Einführung in Python

Python ist als moderne, objektorientierten Skriptsprache in aller Munde und lässt sich auch von Anfängern schnell erlernen. Mit "Einführung in Python" bringt Dinu C. Gherman eine zweite, überarbeiteten Auflage der Übersetzung von "Learning Python" des US-Autorenduos Lutz/Ascher auf den Markt. Ein Blick in das 624-seitige Werk zeigt, dass es nicht nur für Anfänger ein sinnvoller Begleiter ist: Selbst Fortgeschrittenen verschafft die Lektüre wohl das eine oder andere Aha-Erlebnis.

Das Buch behandelt in 29 Kapiteln die Eigenschaften der neuesten Version von Python, wobei auch Details – wie etwa der Vergleich von Tupeln und Listen – nicht unter den Tisch fallen. Die Autoren beantworten im ersten Teil Fragen zu Python, dessen Einsatzgebieten, Stärken und Schwächen. Nicht zu kurz kommen auch der Python-Interpreter und die mitgelieferte Entwicklungsumgebung Idle. Der zweite und Teil geht unter anderem genauer auf Typen, Operatoren, Zuweisungen und Schleifen, sowie if-Anweisungen und das Dokumentieren von Code ein.

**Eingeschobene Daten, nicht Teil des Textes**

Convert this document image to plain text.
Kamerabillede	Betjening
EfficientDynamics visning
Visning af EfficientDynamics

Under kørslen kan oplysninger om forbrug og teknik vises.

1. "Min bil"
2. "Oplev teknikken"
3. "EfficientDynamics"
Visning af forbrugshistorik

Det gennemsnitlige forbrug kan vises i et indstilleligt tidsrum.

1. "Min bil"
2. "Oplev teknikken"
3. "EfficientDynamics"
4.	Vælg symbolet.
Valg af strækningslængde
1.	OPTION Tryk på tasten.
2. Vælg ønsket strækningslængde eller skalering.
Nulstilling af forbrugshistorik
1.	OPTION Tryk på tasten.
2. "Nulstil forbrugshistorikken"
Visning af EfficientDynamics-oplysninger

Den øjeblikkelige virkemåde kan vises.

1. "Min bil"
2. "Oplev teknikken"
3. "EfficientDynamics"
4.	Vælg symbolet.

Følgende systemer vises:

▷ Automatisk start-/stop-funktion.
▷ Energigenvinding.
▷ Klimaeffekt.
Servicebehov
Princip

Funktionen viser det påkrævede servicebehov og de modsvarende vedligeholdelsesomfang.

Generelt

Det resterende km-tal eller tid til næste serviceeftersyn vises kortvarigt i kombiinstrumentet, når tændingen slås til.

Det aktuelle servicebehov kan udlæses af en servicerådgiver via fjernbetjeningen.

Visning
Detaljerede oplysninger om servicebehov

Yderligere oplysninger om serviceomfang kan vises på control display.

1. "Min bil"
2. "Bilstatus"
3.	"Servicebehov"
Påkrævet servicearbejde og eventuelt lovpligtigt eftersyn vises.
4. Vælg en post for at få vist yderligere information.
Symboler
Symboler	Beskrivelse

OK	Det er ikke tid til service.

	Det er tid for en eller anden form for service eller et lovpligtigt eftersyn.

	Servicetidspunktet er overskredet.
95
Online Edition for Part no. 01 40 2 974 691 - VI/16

Ohne Funktionen, Module und Klassen kommt man auch in Python nicht weit. Die entsprechenden Konzepte stellen die Teilen Vier bis Sechs des Buchs vor. Auch weiterführende Themen zu Klassen fehlen hier nicht. Ein anderes bekanntes Konzept von objektorientierten Sprachen stellt die Behandlung von Ausnahmen dar. Erfreulicherweise hat Dinu C. Gherman die vereinheitlichte try/except/finally-Anweisung, die es seit Python 2.5 gibt, in die deutsche Übersetzung aufgenommen. Am Ende des Buches stellen die Autoren die typischen Aufgaben der Sprache, verschiedene Frameworks und Python-Ressourcen vor.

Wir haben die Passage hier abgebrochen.